Bennet’s last concert? Phish. Seriously. Who knew?
He loves El Taco De Mexico in Denver, a standby no matter how much heat you can take on your plate or on the Senate floor.
His wish for superpower? “Ending child poverty in America.” Ahhhh. Now we’re back to posturing.
He disdains gardening. A recent campaign video made on his front porch kinda gave that away. Please, water your planters, Senator. And fix the front door knob.
He’s a total Trekkie.
Bennet thinks his family’s deep Polish roots are his most surprising fun fact. Dude. You go to Phish concerts. Fly fishing didn’t come up anywhere.
For those who watch and listen to O’Dea, there are few surprises. He last saw the Eagles in Las Vegas, loves John Wayne movies and had a great time recently taking a horseback ride through Wetmore. That’s called a pattern.
He wishes, more than any other amazing thing he could do, he could “predict the future.”
I’ve seen the polling, Joe. You might not want to know.
He doesn’t like taking out the trash. Is that telling for someone who wants to be a politician?
During the pandemic, he really missed just stopping off at a bar for a beer. We recently found out he drinks Michelob Ultra on ice. Perhaps he just likes the company.
Anyone who follows Democratic Gov. Jared Polis’ social media accounts or listens to him ad lib in public knows he has a deep-seated nerdy attraction to eye-rolling puns and layered wit.

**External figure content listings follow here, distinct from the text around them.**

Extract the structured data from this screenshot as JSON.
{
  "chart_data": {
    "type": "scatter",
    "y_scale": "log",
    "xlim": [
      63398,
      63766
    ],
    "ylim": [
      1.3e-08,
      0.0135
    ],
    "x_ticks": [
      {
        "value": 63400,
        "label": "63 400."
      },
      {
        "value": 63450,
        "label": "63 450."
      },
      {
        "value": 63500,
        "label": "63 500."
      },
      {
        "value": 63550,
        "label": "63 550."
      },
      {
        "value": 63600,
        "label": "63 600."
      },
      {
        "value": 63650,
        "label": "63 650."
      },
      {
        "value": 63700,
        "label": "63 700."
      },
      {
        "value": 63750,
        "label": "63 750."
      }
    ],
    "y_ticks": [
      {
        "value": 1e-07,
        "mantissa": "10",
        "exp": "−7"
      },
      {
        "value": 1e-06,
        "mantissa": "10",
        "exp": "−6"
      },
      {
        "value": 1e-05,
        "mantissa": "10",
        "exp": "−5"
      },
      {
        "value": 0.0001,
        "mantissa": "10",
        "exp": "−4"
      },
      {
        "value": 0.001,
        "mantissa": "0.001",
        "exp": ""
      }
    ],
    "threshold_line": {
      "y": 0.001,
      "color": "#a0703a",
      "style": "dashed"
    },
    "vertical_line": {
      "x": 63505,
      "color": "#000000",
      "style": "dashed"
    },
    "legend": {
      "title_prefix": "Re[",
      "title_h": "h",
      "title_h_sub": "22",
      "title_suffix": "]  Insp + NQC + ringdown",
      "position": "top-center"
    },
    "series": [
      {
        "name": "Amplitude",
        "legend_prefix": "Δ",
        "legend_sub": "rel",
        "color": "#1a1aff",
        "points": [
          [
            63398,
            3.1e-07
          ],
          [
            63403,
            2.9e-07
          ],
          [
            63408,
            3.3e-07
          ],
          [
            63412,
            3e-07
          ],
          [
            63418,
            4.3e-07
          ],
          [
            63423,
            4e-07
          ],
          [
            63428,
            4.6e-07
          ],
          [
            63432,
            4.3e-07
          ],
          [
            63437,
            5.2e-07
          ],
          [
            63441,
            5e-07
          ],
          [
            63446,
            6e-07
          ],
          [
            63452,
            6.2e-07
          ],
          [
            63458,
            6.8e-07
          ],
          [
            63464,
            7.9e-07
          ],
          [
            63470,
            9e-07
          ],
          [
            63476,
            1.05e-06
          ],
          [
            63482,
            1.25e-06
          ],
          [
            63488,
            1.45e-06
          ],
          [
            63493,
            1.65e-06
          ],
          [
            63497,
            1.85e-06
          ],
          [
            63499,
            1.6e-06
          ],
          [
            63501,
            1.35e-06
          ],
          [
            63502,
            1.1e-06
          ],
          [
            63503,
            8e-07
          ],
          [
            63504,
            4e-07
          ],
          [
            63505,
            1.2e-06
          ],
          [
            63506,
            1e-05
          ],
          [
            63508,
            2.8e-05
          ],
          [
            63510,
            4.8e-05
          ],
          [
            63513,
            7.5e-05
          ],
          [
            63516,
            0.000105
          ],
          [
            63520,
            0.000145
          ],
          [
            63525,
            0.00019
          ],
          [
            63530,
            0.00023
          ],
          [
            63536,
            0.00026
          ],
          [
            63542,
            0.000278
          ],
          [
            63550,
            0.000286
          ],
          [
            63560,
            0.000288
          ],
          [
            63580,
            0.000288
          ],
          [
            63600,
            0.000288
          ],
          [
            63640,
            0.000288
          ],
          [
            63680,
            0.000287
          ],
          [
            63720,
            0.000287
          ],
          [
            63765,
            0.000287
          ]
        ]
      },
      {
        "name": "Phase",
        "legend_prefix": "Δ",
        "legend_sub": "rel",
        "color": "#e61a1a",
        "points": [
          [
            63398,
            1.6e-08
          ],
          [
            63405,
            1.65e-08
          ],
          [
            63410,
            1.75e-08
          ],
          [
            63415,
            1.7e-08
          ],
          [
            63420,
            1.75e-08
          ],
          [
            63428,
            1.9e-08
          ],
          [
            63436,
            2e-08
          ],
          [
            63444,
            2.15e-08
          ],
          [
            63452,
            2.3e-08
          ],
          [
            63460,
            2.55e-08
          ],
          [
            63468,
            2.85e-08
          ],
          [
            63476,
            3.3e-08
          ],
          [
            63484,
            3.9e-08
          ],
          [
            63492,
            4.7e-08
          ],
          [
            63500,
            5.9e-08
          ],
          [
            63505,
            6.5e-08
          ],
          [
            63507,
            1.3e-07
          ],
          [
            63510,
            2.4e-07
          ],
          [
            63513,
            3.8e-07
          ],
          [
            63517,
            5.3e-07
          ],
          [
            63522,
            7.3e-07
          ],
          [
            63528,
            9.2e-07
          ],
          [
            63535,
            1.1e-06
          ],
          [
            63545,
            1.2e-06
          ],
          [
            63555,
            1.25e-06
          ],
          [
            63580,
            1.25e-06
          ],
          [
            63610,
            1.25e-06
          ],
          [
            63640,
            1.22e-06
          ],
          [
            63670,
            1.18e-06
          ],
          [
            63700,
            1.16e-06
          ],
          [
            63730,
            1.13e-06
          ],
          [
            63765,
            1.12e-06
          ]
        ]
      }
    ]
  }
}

The most “Colorado thing” he’s done recently? “Roasted (and subsequently tasted) chiles at the Pueblo Chile Fest!” Truly a Coloradan, and speaker of Spanish, he used the correct “chile” before subsequently roasting and tasting said chiles.
He hangs most often at his son’s “playtime” cafe, where the lattes rock.

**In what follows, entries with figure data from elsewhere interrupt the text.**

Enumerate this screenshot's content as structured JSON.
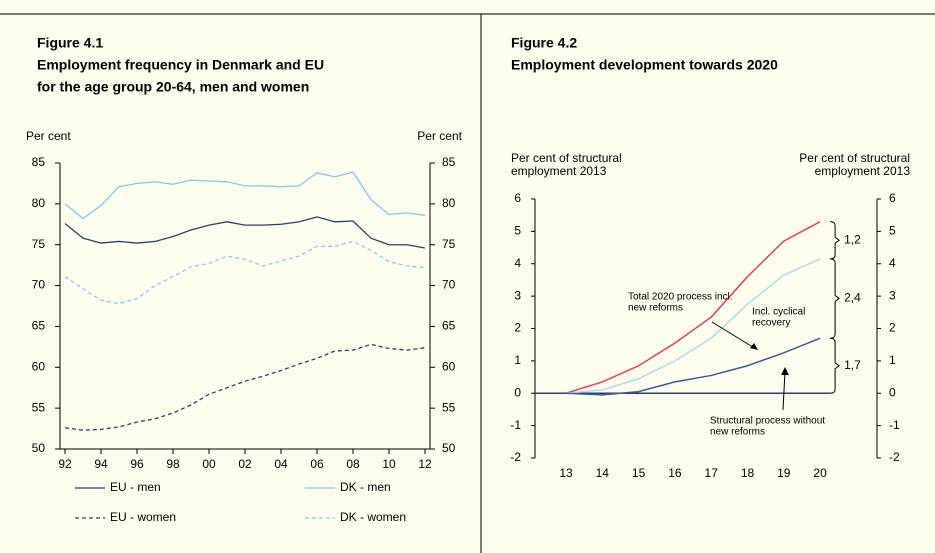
{
  "chart_data": [
    {
      "type": "line",
      "label": "Figure 4.1",
      "title": [
        "Employment frequency in Denmark and EU",
        "for the age group 20-64, men and women"
      ],
      "y_label": "Per cent",
      "y2_label": "Per cent",
      "x": [
        1992,
        1993,
        1994,
        1995,
        1996,
        1997,
        1998,
        1999,
        2000,
        2001,
        2002,
        2003,
        2004,
        2005,
        2006,
        2007,
        2008,
        2009,
        2010,
        2011,
        2012
      ],
      "xlim": [
        1992,
        2012
      ],
      "xticks": [
        {
          "value": 1992,
          "label": "92"
        },
        {
          "value": 1994,
          "label": "94"
        },
        {
          "value": 1996,
          "label": "96"
        },
        {
          "value": 1998,
          "label": "98"
        },
        {
          "value": 2000,
          "label": "00"
        },
        {
          "value": 2002,
          "label": "02"
        },
        {
          "value": 2004,
          "label": "04"
        },
        {
          "value": 2006,
          "label": "06"
        },
        {
          "value": 2008,
          "label": "08"
        },
        {
          "value": 2010,
          "label": "10"
        },
        {
          "value": 2012,
          "label": "12"
        }
      ],
      "ylim": [
        50,
        85
      ],
      "yticks": [
        50,
        55,
        60,
        65,
        70,
        75,
        80,
        85
      ],
      "series": [
        {
          "name": "EU - men",
          "color": "#2b3f6b",
          "dashed": false,
          "values": [
            77.6,
            75.8,
            75.2,
            75.4,
            75.2,
            75.4,
            76.0,
            76.8,
            77.4,
            77.8,
            77.4,
            77.4,
            77.5,
            77.8,
            78.4,
            77.8,
            77.9,
            75.8,
            75.0,
            75.0,
            74.6
          ]
        },
        {
          "name": "DK - men",
          "color": "#7ecbe6",
          "dashed": false,
          "values": [
            80.0,
            78.2,
            79.8,
            82.1,
            82.5,
            82.7,
            82.4,
            82.9,
            82.8,
            82.7,
            82.2,
            82.2,
            82.1,
            82.2,
            83.8,
            83.3,
            83.9,
            80.5,
            78.7,
            78.9,
            78.6
          ]
        },
        {
          "name": "EU - women",
          "color": "#2b3f6b",
          "dashed": true,
          "values": [
            52.6,
            52.3,
            52.4,
            52.7,
            53.3,
            53.7,
            54.4,
            55.4,
            56.7,
            57.5,
            58.3,
            58.9,
            59.6,
            60.4,
            61.1,
            62.0,
            62.1,
            62.8,
            62.3,
            62.1,
            62.4
          ]
        },
        {
          "name": "DK - women",
          "color": "#7ecbe6",
          "dashed": true,
          "values": [
            71.1,
            69.6,
            68.2,
            67.8,
            68.4,
            70.0,
            71.1,
            72.3,
            72.7,
            73.6,
            73.2,
            72.4,
            73.0,
            73.6,
            74.8,
            74.8,
            75.4,
            74.3,
            72.9,
            72.4,
            72.2
          ]
        }
      ]
    },
    {
      "type": "line",
      "label": "Figure 4.2",
      "title": [
        "Employment development towards 2020"
      ],
      "y_label": [
        "Per cent of structural",
        "employment 2013"
      ],
      "y2_label": [
        "Per cent of structural",
        "employment 2013"
      ],
      "categories": [
        "13",
        "14",
        "15",
        "16",
        "17",
        "18",
        "19",
        "20"
      ],
      "ylim": [
        -2,
        6
      ],
      "yticks": [
        -2,
        -1,
        0,
        1,
        2,
        3,
        4,
        5,
        6
      ],
      "series": [
        {
          "name": [
            "Total 2020 process incl.",
            "new reforms"
          ],
          "color": "#e0405a",
          "values": [
            0,
            0.35,
            0.85,
            1.55,
            2.35,
            3.6,
            4.7,
            5.3
          ]
        },
        {
          "name": [
            "Incl. cyclical",
            "recovery"
          ],
          "color": "#a8dce8",
          "values": [
            0,
            0.1,
            0.45,
            1.0,
            1.7,
            2.75,
            3.65,
            4.15
          ]
        },
        {
          "name": [
            "Structural process without",
            "new reforms"
          ],
          "color": "#3a5a9a",
          "values": [
            0,
            -0.05,
            0.05,
            0.35,
            0.55,
            0.85,
            1.25,
            1.7
          ]
        }
      ],
      "brace_labels": [
        "1,2",
        "2,4",
        "1,7"
      ]
    }
  ]
}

Odder only than coveting a superpower allowing for knowing the future, like Bennet’s political opponent, Polis envies anyone who has “infinite wisdom.”

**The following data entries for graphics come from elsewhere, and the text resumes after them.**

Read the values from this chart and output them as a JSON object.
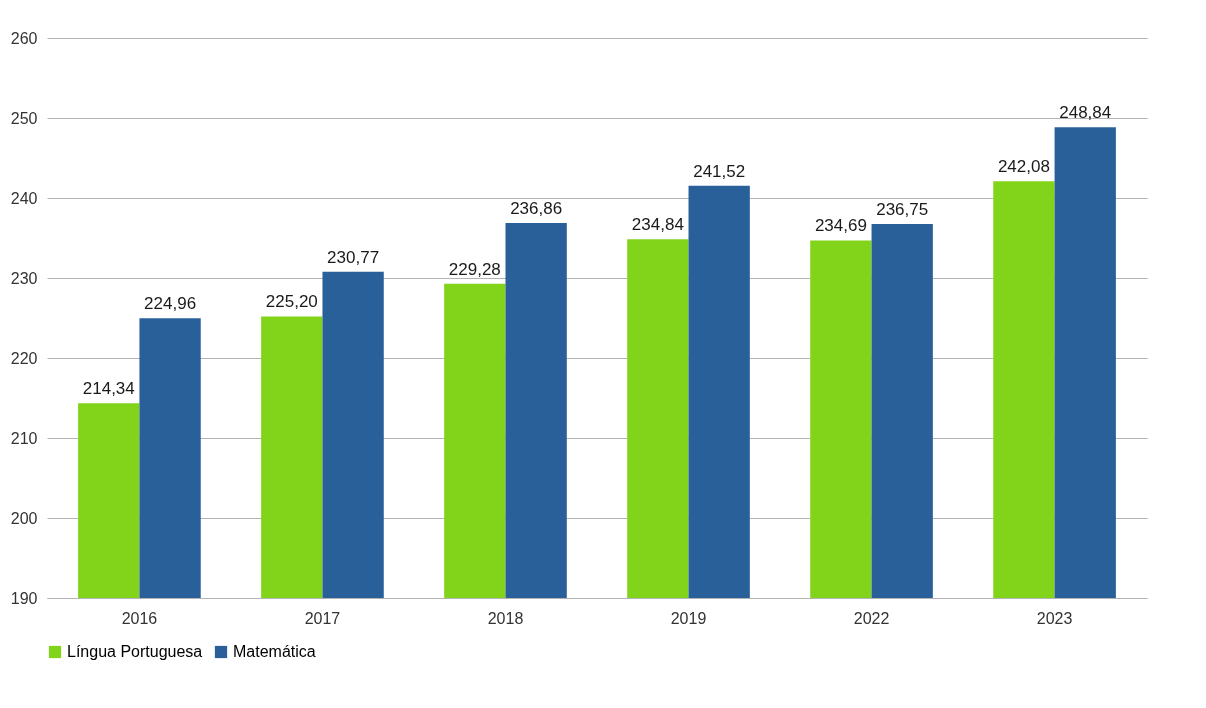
{
  "chart_data": {
    "type": "bar",
    "categories": [
      "2016",
      "2017",
      "2018",
      "2019",
      "2022",
      "2023"
    ],
    "series": [
      {
        "name": "Língua Portuguesa",
        "color": "#81d41a",
        "values": [
          214.34,
          225.2,
          229.28,
          234.84,
          234.69,
          242.08
        ],
        "value_labels": [
          "214,34",
          "225,20",
          "229,28",
          "234,84",
          "234,69",
          "242,08"
        ]
      },
      {
        "name": "Matemática",
        "color": "#2a6099",
        "values": [
          224.96,
          230.77,
          236.86,
          241.52,
          236.75,
          248.84
        ],
        "value_labels": [
          "224,96",
          "230,77",
          "236,86",
          "241,52",
          "236,75",
          "248,84"
        ]
      }
    ],
    "ylim": [
      190,
      260
    ],
    "yticks": [
      190,
      200,
      210,
      220,
      230,
      240,
      250,
      260
    ],
    "grid": "y",
    "legend": "bottom"
  }
}
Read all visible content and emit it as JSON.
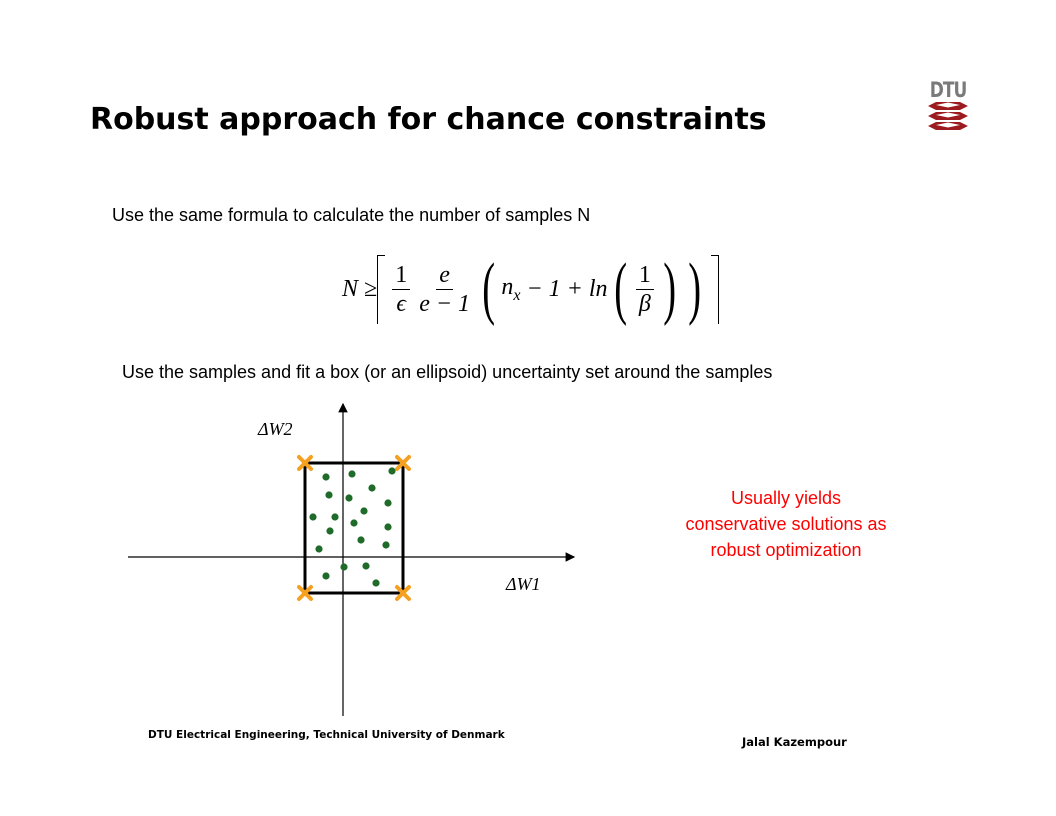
{
  "slide": {
    "title": "Robust approach for chance constraints",
    "logo_text": "DTU",
    "line1": "Use the same formula to calculate the number of samples N",
    "line2": "Use the samples and fit a box (or an ellipsoid) uncertainty set around the samples",
    "note_lines": [
      "Usually yields",
      "conservative solutions as",
      "robust optimization"
    ],
    "footer_left": "DTU Electrical Engineering, Technical University of Denmark",
    "footer_right": "Jalal Kazempour"
  },
  "formula": {
    "lhs": "N ≥",
    "frac1_num": "1",
    "frac1_den": "ϵ",
    "frac2_num": "e",
    "frac2_den": "e − 1",
    "nx": "n",
    "nx_sub": "x",
    "middle": "− 1 + ln",
    "frac3_num": "1",
    "frac3_den": "β"
  },
  "figure": {
    "x_label": "ΔW1",
    "y_label": "ΔW2",
    "box_color": "#000000",
    "corner_marker_color": "#f4a020",
    "sample_color": "#1e6b2a"
  },
  "colors": {
    "note": "#ff0000",
    "logo_red": "#9b1b1e",
    "logo_gray": "#7a7a7a"
  }
}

Huh. Listening to him talk, sometimes, I’d say he feels he’s pretty close to that.
He’s a total Trekkie, too, and over the years, he’s milked and mixed those metaphors and cliches like a pro.
He hates washing the dishes but is all about cooking. Next time, we’ll reach out to friends and family to see whether the “doers” are also the “mess makers.”
Finally, now you know Colorado’s governor regularly burns up broadband hours as a regular League of Legends player. Note to self: Ask state staff about his Summoner skills.
His Republican opponent, Heidi Ganahl, didn’t respond to several requests for campaign information and all the juicy details of her personal life.
Creator of Camp Bow Wow, and a self-inflicted critical wound over seeing imaginary “furries” in schools across the state, I’m guessing she doesn’t identify as Catwoman.